Lawyers used the Freedom of Information Act, which guarantees public access to certain documents, to force the state to let them examine files of numerous foster children in the city. A review enabled attorneys to document a history of unsuitable foster home placements - including an over-reliance on expensive, group home facilities - as well as failure by the state to ensure basic medical and dental care to some children.
In one case documented by the lawyers, city social services case workers allowed a 13-year-old girl to live with a family friend who "drank [alcohol] and physically abused her."
In another case, the agency moved a 14-year-old boy with psychiatric problems to 11 group homes in as many months. As a result, according to court documents, the boy's mental condition deteriorated and he had to be placed in an expensive therapeutic facility.
Mirviss, one of several Baltimore attorneys who represented foster children when the class action lawsuit was filed in the 1980s, said he believes that in some ways the city's system is in worse shape now than 20 years ago.
The attorney said he is worried about the large decrease in the number of foster families in the city - a situation that has been worsened by the agency's decision six years ago to cut day care subsidies to foster families. According to information Mirviss obtained from the state, the total number of foster families in the city has dropped by more than 55 percent - from 3,000 in 2001 to about 1,330 this year.

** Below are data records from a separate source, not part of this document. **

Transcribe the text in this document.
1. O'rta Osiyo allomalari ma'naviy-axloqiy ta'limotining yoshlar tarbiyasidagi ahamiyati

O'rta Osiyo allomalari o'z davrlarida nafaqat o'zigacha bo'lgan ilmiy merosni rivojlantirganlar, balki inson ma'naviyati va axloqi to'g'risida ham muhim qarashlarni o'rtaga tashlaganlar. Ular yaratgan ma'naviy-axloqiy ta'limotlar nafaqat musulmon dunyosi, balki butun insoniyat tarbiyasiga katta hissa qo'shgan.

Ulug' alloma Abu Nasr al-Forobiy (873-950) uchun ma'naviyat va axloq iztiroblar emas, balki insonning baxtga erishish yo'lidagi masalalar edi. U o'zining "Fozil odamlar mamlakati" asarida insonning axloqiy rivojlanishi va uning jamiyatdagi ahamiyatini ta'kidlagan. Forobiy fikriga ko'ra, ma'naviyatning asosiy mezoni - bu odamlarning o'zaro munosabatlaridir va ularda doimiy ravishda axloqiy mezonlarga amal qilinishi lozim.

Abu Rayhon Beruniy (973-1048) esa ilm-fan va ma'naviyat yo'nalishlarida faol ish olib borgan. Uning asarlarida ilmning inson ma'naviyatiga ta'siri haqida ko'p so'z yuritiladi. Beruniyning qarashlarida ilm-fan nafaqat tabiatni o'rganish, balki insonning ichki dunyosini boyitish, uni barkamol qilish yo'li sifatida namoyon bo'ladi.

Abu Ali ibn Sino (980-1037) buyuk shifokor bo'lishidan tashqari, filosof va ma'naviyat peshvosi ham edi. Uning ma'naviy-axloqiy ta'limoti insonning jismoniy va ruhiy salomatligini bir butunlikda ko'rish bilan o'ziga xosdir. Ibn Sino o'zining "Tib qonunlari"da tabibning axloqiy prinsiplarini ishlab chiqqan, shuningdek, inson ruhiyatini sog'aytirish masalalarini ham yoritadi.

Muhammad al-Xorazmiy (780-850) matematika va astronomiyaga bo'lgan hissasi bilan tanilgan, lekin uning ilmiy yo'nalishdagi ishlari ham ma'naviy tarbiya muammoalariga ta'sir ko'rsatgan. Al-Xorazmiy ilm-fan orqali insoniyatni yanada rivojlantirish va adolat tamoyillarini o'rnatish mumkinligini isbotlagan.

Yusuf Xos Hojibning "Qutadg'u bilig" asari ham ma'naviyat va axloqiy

Donald said her department plans to reinstate day care subsidies for foster families early next year.
But in the meantime, the drop in foster families has meant that officials have had to rely more heavily on group homes, which charge the state up to $60,000 a year per child. Foster families receive a subsidy rate of $735 a month, or about $8,820 a year, Mirviss said.
Group homes often are not the best living situations for foster children, many of whom have been sexually abused or have emotional problems, Mirviss said.
"The system is not providing good outcomes for these kids," he said, adding that while reading some of the foster care files he felt heartbroken and angry. "The children who remain in care aren't getting the services they need to become independent, functioning adults."